What Just Happened in New York?
Two weeks ago, I woke up well before dawn in Manhattan, took a taxi to the airport, and watched the sun rise as I snoozed in the stratosphere. About five hours later, I landed in Oregon. Plum, apple, and cherry trees tried to insist, despite the wet valley and deep snow in the mountains, that this was indeed spring. Trilliums, crocus, and hellebores tried to chip in with trout-lilies and wild rhododendrons. My office woodshed is almost empty, and I fear it will be barren before I am ready to stop making fires in my woodstove. Even so, I was glad to be away from the gray streets of New York.
AGWA sent a good-sized delegation to the UN Water Conference, joining some 10,000 other people there. And the meeting arguably swallowed up much of our time over the previous two months even for the staff and partners who didn’t go. Was the meeting useful? important? worthwhile? Given the investment of time and effort by so many thousands, these are fair questions.
To the best of my knowledge, the UN did not set any explicit standard to judge the success of the conference, which was perhaps a wise precondition on their part.
Given that caveat, and on reflection in the soggy quiet of Oregon, I had several observations:
Young professionals were perhaps more present and engaged than at any other water meeting I’ve attended. Even when they weren’t on stage, I felt them listening — hopeful and skeptical — to what they were hearing. I spoke with many of them. These were my best moments of the conference.
I saw a generational shift in who drove the agendas. Organizations that have often led in the international water space for decades drew small audiences. Those groups seem to still have most of the funding. But the energy and agendas were set by younger generations and smaller organizations — people in their 50s, 40s, and 30s. Often they were well established, but their messages were breaking through. This generational shift seems like a long time in coming.
Equity and justice, climate resilience (especially as a systemic solution), nature-based solutions drew the energy. And audiences viewed these topics as the cost of entrance — if you weren’t bringing a lot of substance and evidence to the table, just mentioning these issues was not enough to hold attention. Ideally, you were addressing all three topics, with evidence.
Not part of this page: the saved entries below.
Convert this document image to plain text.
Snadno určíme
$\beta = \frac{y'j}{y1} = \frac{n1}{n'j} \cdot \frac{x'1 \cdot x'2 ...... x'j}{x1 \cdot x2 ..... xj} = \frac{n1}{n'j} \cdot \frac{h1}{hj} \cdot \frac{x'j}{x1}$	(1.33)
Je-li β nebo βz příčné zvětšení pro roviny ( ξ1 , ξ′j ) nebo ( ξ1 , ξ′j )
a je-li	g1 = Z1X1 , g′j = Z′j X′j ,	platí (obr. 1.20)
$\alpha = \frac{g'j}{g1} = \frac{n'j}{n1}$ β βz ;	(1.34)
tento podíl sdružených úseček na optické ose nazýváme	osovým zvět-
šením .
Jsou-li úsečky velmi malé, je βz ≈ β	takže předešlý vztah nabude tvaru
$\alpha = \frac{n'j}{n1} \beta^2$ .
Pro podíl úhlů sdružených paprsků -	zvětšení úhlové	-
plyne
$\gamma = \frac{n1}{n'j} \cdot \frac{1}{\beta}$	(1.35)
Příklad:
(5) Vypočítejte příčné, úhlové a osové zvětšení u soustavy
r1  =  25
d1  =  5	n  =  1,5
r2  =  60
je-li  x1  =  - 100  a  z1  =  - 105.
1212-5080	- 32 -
Do these observations adjust our strategy in some way? AGWA is a small organization, mostly not well aligned with traditional funding paths, working on emerging issues that seemed incomprehensible even less than a decade ago in a room crowded with groups using the language of water resilience but often without the substance. Sometimes more than others, I can feel the gap between what we are trying to do and what we have the resources to accomplish.
Still, Ingrid led a team effort to define our commitment to the Water Action Agenda — the voluntary commitments that the UN asked groups to pledge to in advance. We struggled with these, because they seemed like a public promise of how we want to move the needle going forward. How should we make a significant and useful difference despite the number of our staff. We focused on the size of the problems rather than on the size of our budgets.
Looking around the rooms in New York, at the excitement and hope in the young professionals there, I know that was the right choice.
I was glad to come home after New York to a spring delayed, yet assured by signs that spring will truly arrive.